Everything was too loud, not to mention the sense of urgency that rapped mercilessly on the back of his pounding head.

The Gentiles were out looking for all of the Twelve, John included, and here he was, sitting in open moonlight as if it were any other regular night.

Despite how badly it hurt, he couldn’t help but remember how he got here.

Two years ago, he’d been an annoying teenager hanging off the end of his older brother James’s tunic, begging to be part of anything he was, soaking in everything their father Zebedee, a fisherman, had to teach them.

He was now the youngest of the Twelve Jesus had chosen, but he always had a nagging feeling that he was the favorite. Or at least one of the favorites.
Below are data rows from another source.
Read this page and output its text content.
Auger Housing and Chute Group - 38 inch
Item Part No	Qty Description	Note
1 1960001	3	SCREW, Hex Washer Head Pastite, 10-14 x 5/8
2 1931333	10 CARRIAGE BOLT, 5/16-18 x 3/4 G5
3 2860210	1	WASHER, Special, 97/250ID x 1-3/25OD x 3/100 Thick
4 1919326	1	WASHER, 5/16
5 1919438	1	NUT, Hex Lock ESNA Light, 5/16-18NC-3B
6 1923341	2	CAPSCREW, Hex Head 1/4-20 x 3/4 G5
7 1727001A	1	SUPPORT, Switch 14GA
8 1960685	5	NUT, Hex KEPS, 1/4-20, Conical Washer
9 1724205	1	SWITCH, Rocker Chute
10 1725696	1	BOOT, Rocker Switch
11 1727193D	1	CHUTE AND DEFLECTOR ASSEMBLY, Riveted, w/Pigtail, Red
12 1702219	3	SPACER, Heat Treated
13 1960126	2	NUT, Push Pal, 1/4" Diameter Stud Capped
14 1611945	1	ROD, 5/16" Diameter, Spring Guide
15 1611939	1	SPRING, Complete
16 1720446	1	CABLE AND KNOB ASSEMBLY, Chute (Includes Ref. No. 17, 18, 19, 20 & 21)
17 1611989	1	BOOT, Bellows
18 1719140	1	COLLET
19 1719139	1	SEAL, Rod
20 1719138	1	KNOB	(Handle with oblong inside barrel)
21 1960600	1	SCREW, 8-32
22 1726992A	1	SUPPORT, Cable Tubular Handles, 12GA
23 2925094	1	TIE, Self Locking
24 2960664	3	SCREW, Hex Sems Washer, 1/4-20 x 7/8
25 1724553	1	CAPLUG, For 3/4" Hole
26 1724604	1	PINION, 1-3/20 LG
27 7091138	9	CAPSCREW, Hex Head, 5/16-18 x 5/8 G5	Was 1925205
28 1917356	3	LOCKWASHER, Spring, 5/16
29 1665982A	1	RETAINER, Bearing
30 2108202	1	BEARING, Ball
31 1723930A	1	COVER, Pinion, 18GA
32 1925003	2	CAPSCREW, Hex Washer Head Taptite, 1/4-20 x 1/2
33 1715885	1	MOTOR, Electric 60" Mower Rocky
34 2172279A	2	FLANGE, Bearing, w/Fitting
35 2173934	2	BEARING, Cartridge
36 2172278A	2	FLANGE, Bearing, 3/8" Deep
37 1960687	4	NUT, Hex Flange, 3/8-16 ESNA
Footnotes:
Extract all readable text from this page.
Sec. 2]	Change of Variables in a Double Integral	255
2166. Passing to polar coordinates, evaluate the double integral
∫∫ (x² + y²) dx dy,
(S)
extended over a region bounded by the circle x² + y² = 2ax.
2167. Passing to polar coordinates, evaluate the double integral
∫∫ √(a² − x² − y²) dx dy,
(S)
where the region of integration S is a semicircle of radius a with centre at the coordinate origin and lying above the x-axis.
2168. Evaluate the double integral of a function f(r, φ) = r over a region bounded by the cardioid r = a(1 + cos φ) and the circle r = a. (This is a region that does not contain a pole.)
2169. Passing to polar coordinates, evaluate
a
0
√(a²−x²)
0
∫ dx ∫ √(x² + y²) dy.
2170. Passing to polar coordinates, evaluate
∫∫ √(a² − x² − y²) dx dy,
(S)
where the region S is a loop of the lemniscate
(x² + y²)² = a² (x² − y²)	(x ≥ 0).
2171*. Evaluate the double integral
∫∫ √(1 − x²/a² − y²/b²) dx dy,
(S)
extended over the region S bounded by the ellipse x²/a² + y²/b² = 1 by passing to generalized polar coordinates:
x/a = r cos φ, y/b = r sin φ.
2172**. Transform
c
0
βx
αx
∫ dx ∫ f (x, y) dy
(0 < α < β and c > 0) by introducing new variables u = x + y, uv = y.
But he would never exactly ask, probably because he knew that he would never get an answer, which was maybe for the best.

He would have followed Jesus to the ends of the earth. He was going to do just that. He expected to do just that . . . until now.

John had never met anybody like Jesus, anybody who seemed so serene, so understanding, so otherworldly, almost.

John believed everything he said, even if he didn’t understand. He wrote it down, every word.

He promised, if anything terrible ever happened—like it did tonight—that he would be stay right there. And he did. Out of everybody else, all the Twelve, he stayed.

The wooden door shut and John struggled to stand.

“Ready to go?”

Mary’s eyes were dull as she nodded. She was even more heartbroken than he was.

The pair disappeared into the hazy darkness.